Since the term CSCW was coined by Greif and Cashman, the field has been dominated by academic and industry research conducted for the most part in North America and Europe. These regions have provided lasting contributions to the field and organize the most important conferences in the area, CSCW and ECSCW.

However, the CSCW steering committee has promoted an international agenda aiming to extend participation beyond these two traditional regions. For instance, CSCW 2011 was held in China in an attempt to grow Asian interest in the conference. Months before the event, a paper writing workshop was organized in China to help the Asian community to more successfully submit contributions to the main SIGCHI, and especially, CSCW conferences. Since then, there has been growth of Chinese participation in the conference year over year. In 2012, during the Brazilian Conference on Collaborative Systems, there was a similar paper writing workshop. In 2017, CSCW was planned to take place in Brazil. As part of the preparation for that event, another paper writing workshop for CSCW Latin American researchers was held in 2015. Both events were supported by SIGCHI. In the same year, a CSCW workshop titled “Doing CSCW Research in Latin America: Differences, Opportunities, Challenges, and Lessons Learned” was held in Vancouver BC, aiming to create a community of CSCW researchers interested in doing research in, or about, Latin America. Later on, CSCW 2017’s venue was changed due to health concerns.
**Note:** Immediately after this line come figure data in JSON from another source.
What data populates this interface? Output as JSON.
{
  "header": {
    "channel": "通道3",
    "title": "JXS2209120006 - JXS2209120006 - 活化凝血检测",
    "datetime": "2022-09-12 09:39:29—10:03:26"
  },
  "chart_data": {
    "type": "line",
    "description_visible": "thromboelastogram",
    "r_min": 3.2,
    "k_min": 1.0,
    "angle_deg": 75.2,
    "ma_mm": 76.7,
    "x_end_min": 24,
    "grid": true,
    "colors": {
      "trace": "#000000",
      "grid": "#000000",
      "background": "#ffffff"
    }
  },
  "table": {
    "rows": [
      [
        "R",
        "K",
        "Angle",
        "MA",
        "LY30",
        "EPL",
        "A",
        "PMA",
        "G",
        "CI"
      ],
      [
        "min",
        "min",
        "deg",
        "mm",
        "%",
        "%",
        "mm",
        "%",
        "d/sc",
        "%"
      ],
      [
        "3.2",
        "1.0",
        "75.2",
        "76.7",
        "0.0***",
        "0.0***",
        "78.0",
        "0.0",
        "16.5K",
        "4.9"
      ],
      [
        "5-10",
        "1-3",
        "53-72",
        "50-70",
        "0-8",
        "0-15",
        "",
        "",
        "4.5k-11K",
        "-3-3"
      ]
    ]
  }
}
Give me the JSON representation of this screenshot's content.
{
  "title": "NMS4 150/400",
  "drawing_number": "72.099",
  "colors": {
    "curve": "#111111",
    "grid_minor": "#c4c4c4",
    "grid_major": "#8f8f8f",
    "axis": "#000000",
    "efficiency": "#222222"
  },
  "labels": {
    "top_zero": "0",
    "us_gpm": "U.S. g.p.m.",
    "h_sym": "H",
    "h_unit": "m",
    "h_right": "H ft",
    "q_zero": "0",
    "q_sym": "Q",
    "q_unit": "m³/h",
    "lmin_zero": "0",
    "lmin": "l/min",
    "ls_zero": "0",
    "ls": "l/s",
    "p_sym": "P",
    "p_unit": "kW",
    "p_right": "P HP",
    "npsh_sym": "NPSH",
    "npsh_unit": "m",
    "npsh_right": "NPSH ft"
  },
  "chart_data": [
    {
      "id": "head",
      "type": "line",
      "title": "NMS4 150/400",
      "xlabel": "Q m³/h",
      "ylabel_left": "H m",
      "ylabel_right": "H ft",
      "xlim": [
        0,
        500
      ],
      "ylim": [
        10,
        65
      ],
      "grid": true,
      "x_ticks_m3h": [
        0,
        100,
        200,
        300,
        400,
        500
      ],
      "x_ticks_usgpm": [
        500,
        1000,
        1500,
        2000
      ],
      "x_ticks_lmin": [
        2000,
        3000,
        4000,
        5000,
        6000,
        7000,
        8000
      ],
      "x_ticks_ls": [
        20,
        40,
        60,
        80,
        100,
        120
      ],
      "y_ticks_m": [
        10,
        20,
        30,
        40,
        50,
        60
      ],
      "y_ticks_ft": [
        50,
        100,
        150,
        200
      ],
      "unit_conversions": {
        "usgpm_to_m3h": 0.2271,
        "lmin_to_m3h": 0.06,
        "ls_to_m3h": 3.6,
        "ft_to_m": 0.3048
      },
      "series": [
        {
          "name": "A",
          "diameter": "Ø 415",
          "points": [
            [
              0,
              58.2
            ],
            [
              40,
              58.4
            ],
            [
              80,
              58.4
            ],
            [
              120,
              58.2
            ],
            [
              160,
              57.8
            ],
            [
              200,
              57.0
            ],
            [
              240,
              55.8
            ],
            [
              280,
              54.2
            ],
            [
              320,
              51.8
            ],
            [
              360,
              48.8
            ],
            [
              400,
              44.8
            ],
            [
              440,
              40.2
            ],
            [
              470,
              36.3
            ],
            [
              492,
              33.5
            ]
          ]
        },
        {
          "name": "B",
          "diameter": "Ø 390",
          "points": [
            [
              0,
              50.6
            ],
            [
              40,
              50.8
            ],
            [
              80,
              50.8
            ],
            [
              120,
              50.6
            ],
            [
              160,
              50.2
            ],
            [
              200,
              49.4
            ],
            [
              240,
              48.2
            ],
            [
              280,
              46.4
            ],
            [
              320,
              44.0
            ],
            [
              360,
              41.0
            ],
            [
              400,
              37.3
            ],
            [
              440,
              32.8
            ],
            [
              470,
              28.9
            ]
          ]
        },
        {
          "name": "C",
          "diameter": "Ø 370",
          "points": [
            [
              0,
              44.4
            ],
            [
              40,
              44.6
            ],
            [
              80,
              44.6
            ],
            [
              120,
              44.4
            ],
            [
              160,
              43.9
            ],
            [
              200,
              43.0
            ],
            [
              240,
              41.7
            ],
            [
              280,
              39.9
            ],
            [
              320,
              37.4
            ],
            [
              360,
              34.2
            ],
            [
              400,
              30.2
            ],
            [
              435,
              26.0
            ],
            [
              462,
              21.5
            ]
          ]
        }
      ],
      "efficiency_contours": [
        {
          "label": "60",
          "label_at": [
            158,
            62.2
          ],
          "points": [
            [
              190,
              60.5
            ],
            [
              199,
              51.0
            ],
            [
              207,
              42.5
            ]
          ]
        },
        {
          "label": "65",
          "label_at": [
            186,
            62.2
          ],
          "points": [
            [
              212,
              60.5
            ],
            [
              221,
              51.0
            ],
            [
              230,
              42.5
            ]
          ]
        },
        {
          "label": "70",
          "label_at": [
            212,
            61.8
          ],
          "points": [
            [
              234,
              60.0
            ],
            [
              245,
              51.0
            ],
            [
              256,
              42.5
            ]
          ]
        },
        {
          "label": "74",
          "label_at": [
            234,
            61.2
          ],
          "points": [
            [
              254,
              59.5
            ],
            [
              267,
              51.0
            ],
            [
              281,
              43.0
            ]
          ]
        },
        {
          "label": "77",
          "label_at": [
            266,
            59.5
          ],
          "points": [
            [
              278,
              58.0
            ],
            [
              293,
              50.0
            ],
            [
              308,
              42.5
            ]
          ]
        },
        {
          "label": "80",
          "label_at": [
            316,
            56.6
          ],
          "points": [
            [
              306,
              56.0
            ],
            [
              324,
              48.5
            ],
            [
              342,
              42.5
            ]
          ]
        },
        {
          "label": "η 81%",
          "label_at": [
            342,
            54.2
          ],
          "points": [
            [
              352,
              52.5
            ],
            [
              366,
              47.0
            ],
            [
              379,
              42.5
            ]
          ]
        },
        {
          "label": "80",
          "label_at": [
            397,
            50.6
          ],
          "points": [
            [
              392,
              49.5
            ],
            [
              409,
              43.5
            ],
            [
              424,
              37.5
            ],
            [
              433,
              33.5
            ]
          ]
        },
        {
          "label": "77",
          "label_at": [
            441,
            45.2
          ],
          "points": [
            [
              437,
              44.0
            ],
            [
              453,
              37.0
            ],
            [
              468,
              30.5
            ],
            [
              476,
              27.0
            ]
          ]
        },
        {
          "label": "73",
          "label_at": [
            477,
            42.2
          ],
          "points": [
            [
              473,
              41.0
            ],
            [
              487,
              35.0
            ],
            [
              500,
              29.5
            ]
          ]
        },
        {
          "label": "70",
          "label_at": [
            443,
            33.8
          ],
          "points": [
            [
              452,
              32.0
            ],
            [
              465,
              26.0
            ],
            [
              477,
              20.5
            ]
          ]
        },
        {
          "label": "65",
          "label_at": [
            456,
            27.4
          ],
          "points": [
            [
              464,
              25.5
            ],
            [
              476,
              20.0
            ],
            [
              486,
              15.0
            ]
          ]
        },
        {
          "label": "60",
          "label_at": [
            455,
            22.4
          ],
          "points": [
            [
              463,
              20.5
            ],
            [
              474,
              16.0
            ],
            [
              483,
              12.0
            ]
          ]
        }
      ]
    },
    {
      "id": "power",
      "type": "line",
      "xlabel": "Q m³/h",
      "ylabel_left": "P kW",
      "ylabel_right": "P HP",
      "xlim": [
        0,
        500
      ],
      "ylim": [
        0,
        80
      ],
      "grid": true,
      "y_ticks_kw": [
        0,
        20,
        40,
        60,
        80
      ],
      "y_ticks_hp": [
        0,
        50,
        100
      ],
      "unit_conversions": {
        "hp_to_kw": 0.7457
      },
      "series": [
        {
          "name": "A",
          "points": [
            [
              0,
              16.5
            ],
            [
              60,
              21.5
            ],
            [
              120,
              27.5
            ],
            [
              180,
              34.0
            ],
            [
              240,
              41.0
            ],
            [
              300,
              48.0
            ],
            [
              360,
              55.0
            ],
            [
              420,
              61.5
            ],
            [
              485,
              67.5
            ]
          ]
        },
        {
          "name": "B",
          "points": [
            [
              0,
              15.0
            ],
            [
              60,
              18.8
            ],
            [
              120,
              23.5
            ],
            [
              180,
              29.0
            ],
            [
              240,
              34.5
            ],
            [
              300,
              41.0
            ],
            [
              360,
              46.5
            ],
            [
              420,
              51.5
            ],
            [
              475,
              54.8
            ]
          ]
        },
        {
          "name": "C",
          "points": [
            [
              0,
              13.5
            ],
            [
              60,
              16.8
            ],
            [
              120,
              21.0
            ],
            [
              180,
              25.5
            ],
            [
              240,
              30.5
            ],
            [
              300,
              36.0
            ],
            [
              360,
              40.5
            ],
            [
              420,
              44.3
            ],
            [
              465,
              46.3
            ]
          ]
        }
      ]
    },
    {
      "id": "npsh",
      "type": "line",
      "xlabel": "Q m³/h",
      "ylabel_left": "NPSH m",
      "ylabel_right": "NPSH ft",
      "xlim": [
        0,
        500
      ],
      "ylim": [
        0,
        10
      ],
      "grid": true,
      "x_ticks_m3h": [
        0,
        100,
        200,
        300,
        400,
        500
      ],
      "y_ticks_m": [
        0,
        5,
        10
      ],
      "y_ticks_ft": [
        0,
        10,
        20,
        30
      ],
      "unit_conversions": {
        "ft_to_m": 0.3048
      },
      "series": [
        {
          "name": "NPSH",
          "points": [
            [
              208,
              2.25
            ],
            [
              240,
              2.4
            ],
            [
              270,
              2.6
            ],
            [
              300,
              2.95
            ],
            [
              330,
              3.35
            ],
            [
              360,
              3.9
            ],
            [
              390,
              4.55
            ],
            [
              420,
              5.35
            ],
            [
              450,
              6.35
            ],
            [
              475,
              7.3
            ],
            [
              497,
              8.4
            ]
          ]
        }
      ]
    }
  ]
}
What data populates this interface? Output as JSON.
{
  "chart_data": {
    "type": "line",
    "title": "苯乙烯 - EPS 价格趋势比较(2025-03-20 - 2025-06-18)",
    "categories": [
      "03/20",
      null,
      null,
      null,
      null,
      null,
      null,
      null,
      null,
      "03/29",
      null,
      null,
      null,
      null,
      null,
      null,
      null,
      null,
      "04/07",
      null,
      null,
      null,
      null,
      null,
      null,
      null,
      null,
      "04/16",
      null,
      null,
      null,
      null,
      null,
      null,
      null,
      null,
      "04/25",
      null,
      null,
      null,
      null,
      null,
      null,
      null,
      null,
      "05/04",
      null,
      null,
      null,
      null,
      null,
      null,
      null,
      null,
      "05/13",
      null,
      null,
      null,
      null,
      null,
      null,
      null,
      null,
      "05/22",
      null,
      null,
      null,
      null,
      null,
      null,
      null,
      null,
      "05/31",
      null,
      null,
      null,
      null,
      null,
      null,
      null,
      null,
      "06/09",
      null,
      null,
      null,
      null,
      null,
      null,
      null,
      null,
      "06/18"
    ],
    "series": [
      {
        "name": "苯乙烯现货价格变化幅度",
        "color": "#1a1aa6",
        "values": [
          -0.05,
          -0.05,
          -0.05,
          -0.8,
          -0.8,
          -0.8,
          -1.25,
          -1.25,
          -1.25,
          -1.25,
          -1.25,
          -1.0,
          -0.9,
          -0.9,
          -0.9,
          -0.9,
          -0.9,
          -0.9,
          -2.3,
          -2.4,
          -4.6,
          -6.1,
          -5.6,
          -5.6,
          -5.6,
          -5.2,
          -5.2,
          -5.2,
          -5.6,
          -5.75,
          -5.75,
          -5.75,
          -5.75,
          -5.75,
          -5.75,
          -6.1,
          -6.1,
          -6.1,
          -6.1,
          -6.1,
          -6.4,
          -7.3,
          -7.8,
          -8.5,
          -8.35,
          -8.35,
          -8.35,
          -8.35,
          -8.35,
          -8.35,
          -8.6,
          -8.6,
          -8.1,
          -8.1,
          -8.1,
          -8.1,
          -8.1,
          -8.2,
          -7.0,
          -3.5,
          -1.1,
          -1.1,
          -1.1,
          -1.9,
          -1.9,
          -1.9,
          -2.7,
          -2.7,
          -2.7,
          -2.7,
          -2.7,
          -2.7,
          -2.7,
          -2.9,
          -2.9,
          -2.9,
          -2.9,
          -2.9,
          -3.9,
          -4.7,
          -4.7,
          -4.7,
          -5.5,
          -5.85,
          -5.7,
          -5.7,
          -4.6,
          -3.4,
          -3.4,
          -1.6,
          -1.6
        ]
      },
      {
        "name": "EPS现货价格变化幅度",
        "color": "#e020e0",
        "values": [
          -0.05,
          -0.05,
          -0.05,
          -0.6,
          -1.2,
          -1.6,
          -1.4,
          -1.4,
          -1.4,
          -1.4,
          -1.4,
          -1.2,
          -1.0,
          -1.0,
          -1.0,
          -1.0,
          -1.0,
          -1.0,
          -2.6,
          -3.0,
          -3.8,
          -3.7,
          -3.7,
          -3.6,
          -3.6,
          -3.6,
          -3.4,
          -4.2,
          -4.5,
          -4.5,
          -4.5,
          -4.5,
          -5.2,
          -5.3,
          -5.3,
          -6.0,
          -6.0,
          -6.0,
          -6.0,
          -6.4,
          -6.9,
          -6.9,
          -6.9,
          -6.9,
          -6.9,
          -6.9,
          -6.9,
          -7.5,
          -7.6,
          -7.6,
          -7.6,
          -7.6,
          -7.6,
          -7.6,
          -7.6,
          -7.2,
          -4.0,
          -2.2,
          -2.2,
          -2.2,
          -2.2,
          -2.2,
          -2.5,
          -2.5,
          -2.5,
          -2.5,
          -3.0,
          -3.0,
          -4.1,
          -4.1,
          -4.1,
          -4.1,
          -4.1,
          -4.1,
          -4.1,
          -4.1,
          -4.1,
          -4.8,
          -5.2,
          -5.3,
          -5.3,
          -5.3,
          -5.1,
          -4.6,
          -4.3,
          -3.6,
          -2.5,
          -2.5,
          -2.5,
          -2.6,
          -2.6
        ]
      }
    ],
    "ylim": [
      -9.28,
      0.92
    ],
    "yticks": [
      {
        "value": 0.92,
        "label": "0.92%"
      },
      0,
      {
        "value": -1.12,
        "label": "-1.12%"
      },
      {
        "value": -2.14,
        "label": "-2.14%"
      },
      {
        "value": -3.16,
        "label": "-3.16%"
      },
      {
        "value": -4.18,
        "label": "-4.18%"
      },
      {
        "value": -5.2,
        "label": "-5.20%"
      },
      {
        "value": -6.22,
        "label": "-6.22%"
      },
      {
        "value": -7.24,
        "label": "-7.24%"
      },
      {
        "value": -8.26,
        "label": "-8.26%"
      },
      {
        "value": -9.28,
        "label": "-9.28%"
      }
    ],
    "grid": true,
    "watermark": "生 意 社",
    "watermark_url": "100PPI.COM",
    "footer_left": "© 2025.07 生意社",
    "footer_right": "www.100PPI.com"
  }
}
Despite attempts at attracting researchers from non-traditional regions, their participation and contribution are still modest. Anecdotal evidence suggests CSCW is receiving an increasing number of submissions from Latin American researchers. However, this has not been reflected in the number of accepted papers. As a matter of fact, fostering international research contributions to CSCW is a nontrivial task. It requires efforts to reach out to researchers who are doing “CSCW-like” research, but who are not familiar with the ACM CSCW conference, its review process, styles of writing and methods. It also requires acknowledging and understanding theoretical, methodological, and practical differences across regions. Brazil, for instance, is one of the large adopters of social media, but several Brazilian researchers who are studying this topic do not submit papers to the ACM CSCW conference. Likewise, Chile has a long tradition of research and development in socio-technical and collaborative systems which has spanned more than 20 years. However, until very recently, there has not been active representation of this country in the broader CSCW community.

In addition to the above, SIGCHI has recognized that there is a growing need to deepen the understanding of relatively underserved communities and diverse populations and their social interactions with computing technologies. For this reason, they created the SIGCHI Across Borders Initiative (SABI), led by Susan Dray. SABI is an effort to reach out to HCI and CSCW researchers in places where these areas are still in their infancy.

Growing out of the HCI Across Borders (HCIxB) activities, SIGCHI has sponsored or been involved in several SABI regional meetings: (1) to discuss the future of SIGCHI in Arab, African, and Latin American regions, (2) to spark discussions about barriers and challenges people face in these regions, and (3) to engage participants as volunteers and to contribute to this effort. At this point, there have been three meetings. The first one in Egypt, the second one in Guatemala, where there were attendees from countries like Brazil, Chile, Panama, and Mexico. Likewise, although the third meeting was held in Wales, there was representation from Latin American countries like Chile, Brazil, and Mexico. All meetings took place in 2018.

Our initiatives aim to serve as a continuation of these different previous efforts from Latin American researchers, the CSCW steering committee, and the SIGCHI Executive Committee in building a critical mass of LA researchers interested in CSCW as well as building sustainable involvement of these researchers in the broader international CSCW community.